Cannes 2023 : Saveurs de l’instant
Autour de La Passion de Dodin Bouffant de Tran Anh Hung et Perfect Days de Wim Wenders
Ce furent deux délicieuses découvertes du Festival de Cannes 2023 : La Passion de Dodin Bouffant de Tran Anh Hung – Prix de la mise en scène – et Perfect Days de Wim Wenders – Prix d’interprétation masculine pour Koji Yakusho – nous ont charmés par la manière dont leurs personnages investissent pleinement l’instant présent et dont leurs récits et mises en scène nous permettent de leur emboîter le pas.

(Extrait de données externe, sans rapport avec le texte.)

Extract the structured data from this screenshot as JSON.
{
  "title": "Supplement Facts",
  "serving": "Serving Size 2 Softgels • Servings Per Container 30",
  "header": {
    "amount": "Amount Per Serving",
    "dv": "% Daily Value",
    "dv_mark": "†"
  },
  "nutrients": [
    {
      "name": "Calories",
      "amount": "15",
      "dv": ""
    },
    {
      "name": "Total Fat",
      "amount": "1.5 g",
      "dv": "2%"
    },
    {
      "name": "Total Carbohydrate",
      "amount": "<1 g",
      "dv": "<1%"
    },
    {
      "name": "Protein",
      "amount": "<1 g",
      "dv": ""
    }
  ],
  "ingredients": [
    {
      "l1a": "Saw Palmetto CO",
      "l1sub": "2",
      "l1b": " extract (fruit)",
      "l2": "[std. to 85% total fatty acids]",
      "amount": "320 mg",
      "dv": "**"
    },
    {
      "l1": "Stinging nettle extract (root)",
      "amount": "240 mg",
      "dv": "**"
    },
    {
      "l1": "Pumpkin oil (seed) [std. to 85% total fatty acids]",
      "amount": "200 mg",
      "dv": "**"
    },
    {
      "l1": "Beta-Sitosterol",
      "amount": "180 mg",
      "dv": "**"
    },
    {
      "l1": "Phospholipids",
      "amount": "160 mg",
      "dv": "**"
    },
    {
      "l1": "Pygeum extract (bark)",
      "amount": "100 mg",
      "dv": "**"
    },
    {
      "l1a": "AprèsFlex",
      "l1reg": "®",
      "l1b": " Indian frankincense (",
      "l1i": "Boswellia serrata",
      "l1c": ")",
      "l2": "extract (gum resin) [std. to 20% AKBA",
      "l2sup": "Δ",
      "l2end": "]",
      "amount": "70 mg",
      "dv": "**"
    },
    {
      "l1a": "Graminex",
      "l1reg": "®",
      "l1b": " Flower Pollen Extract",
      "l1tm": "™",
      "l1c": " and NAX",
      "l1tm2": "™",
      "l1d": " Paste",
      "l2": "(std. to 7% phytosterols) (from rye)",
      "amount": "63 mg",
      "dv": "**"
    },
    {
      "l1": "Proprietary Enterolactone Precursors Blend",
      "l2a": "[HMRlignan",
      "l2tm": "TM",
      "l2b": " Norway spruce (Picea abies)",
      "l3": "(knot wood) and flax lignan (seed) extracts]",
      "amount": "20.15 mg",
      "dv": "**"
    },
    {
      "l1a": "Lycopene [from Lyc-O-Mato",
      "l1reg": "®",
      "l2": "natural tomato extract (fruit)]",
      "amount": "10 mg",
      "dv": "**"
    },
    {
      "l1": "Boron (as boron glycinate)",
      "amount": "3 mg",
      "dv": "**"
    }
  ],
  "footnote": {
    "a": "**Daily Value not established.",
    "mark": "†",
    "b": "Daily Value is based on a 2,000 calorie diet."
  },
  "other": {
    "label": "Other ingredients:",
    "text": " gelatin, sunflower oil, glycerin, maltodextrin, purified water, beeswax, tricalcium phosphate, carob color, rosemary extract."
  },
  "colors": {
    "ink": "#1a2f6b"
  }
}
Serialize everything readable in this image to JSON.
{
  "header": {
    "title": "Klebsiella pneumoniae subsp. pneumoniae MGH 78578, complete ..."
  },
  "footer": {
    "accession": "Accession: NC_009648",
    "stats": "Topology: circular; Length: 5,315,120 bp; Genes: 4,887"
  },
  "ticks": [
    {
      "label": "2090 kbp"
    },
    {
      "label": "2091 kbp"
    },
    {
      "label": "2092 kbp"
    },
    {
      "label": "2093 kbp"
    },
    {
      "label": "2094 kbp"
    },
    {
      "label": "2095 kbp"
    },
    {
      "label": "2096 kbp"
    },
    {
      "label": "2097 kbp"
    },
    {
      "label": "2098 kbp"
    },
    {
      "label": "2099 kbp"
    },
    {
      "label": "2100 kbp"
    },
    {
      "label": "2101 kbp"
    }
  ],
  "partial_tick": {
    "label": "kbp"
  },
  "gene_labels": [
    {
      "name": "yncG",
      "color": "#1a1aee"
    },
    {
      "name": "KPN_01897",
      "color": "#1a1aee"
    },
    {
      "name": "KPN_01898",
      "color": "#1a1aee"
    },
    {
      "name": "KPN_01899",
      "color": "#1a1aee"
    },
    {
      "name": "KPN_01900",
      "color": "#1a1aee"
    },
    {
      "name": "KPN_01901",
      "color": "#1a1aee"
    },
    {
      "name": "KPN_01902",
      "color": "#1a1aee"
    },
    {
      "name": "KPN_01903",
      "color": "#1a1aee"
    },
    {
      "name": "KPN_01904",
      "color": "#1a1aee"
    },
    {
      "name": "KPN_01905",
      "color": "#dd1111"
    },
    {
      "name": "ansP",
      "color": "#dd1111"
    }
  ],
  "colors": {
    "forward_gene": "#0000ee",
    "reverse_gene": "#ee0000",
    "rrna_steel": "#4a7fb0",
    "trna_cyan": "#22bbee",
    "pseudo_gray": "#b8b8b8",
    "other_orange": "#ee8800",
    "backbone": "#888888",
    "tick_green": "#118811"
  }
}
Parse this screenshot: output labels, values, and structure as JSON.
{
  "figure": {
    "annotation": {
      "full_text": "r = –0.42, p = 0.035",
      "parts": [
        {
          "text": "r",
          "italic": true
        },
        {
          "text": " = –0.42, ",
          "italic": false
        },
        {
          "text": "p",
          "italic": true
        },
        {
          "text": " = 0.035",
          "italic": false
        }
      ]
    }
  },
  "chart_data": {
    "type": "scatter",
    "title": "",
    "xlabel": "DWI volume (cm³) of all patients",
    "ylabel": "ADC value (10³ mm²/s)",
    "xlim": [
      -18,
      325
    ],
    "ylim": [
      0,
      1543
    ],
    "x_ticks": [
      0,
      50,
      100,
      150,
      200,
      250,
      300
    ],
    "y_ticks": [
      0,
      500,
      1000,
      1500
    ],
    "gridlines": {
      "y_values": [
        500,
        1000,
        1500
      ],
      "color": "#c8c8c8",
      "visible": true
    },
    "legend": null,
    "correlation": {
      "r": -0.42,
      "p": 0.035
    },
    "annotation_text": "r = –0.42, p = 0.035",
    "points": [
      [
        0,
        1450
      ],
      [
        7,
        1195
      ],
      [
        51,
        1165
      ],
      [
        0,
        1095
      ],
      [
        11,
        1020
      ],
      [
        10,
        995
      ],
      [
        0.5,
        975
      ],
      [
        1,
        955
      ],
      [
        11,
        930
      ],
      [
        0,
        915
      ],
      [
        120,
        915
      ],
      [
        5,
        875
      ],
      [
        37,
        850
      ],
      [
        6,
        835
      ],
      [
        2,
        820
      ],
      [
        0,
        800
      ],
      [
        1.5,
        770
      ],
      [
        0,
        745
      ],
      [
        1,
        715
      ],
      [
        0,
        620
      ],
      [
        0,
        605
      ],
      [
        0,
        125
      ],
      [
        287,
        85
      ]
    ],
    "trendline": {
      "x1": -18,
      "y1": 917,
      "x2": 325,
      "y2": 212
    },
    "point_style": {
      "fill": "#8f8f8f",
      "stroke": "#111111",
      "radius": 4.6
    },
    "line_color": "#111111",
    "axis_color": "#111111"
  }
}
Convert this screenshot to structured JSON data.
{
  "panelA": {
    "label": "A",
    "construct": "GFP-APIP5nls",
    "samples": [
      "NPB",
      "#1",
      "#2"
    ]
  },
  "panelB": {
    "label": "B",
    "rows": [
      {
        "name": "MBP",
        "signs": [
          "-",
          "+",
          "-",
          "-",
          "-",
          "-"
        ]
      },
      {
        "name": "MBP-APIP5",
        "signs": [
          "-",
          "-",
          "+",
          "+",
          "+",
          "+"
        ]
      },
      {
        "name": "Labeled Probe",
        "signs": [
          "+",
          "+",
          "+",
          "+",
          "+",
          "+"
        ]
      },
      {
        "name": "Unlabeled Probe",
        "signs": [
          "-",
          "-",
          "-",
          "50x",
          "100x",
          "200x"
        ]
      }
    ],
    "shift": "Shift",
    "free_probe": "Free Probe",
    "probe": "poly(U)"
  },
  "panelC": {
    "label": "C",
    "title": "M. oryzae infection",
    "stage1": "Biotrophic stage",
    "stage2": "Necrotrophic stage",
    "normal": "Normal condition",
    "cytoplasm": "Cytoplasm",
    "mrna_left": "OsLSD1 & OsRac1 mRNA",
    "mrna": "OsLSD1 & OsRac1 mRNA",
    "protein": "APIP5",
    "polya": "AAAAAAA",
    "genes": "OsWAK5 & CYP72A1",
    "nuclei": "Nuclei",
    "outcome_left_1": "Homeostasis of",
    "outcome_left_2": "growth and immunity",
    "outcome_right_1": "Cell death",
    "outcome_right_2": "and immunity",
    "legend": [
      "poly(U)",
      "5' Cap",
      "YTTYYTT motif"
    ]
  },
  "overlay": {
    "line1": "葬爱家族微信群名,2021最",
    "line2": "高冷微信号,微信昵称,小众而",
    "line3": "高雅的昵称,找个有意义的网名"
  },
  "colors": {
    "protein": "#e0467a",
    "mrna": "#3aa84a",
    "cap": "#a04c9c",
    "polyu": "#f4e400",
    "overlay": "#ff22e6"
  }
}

La Passion de Dodin Bouffant s’ouvre sur un délectable plan-séquence aux teintes mordorées : dans la France de la fin du XIXe siècle, le célèbre chef et gastronome (inventé) Dodin (Benoît Magimel), sa cuisinière (Juliette Binoche) et leur assistante (Galatea Bellugi) préparent un repas pour leurs hôtes. Leur cuisine regorge d’ustensiles cuivrés, d’ingrédients variés, de plantes, de fleurs comestibles. Les tables sont en bois massif, les fourneaux bien tenus ; un jardin s’aperçoit des fenêtres, d’où filtre une lumière tamisée. La caméra suit chacun de leurs gestes précis et savamment chorégraphiés, se rend attentive au savoir-faire de ces experts, à leur méticulosité, leur application à trouver l’alchimie parfaite entre les aliments pour faire naître des saveurs subtiles et embarquer leurs convives aux portes de l’extase. Ainsi entre-t-on dans ce film, qui, loin d’être « un super-épisode de Top Chef », comme ont pu le formuler certains esprits railleurs sur la Croisette, est, à nos yeux, au contraire, une plongée charnelle dans le temple du goût. Rarement avait-on vu un film qui explore avec une telle exactitude ce sens en images et en sons. Bien plus sensuel que Le Festin de Babette, La Passion de Dodin Bouffant parvient à faire éprouver ce que cuisiner, puis déguster en conscience veut dire : il s’agit de donner sans négliger les détails, dans le premier cas, et de savoir accueillir, recevoir, dans le second. On se souvient du cinéaste Jean-Claude Guiguet (Les Belles Manières, Faubourg Saint-Martin), qui disait trouver indélicat de filmer des comédiens en train de manger. Il faut voir la manière dont Juliette Binoche s’y prend dans la séquence où son partenaire, très épris d’elle et désireux de l’épouser, lui prépare amoureusement des plats qu’elle porte à sa bouche. C’est une séquence qui semble directement influencée par La Voie du sentir, le texte du peintre argentin Luis Ansa, qui y déplie une philosophie de vie fondée sur l’attention à la sensation.
Dans le très sensible Perfect Days, Wim Wenders envisage un personnage très attentif à ce qui l’entoure. Hirayama est agent d’entretien pour les toilettes publiques de Tokyo. Dans ces cabines sophistiquées, dont les parois vitrées deviennent opaques lorsqu’on ferme le verrou, il s’applique à désinfecter et lustrer chaque recoin. Sur son visage ne se lit aucun dégoût, ni même de lassitude : cet homme ouvert au monde mène une vie organisée entre ses journées de travail et ses heures de détente, lors desquelles il lit – Faulkner comme Patricia Highsmith -, écoute de la musique à partir de cassettes argentiques devenues collector, prend soin de lui, fréquente un hammam pour hommes, contemple les arbres et les photographie. Wim Wenders nous convie avec tact à suivre le quotidien de son protagoniste, en investissant avec lui son espace domestique très ordonné, en épousant ses gestes et mouvements. Son récit, ténu, se promène ainsi sur un fil entre chronique documentaire sur Tokyo et comédie dramatique. Le récit accueille progressivement quelques situations cocasses ou touchantes en prenant soin de contourner toute notion d’événement pour accorder à l’ordinaire toute la densité qu’il mérite. Hirayama est un homme généreux, attentionné, incarné par le merveilleux Koji Yakusho, dont le visage irradie à l’écran. Perfect Days fait à travers lui l’éloge du temps présent de la meilleure façon qui soit : avec simplicité. On en sort comme sur un nuage, avec la voix de Nina Simone dans la tête et l’envie de tout savourer.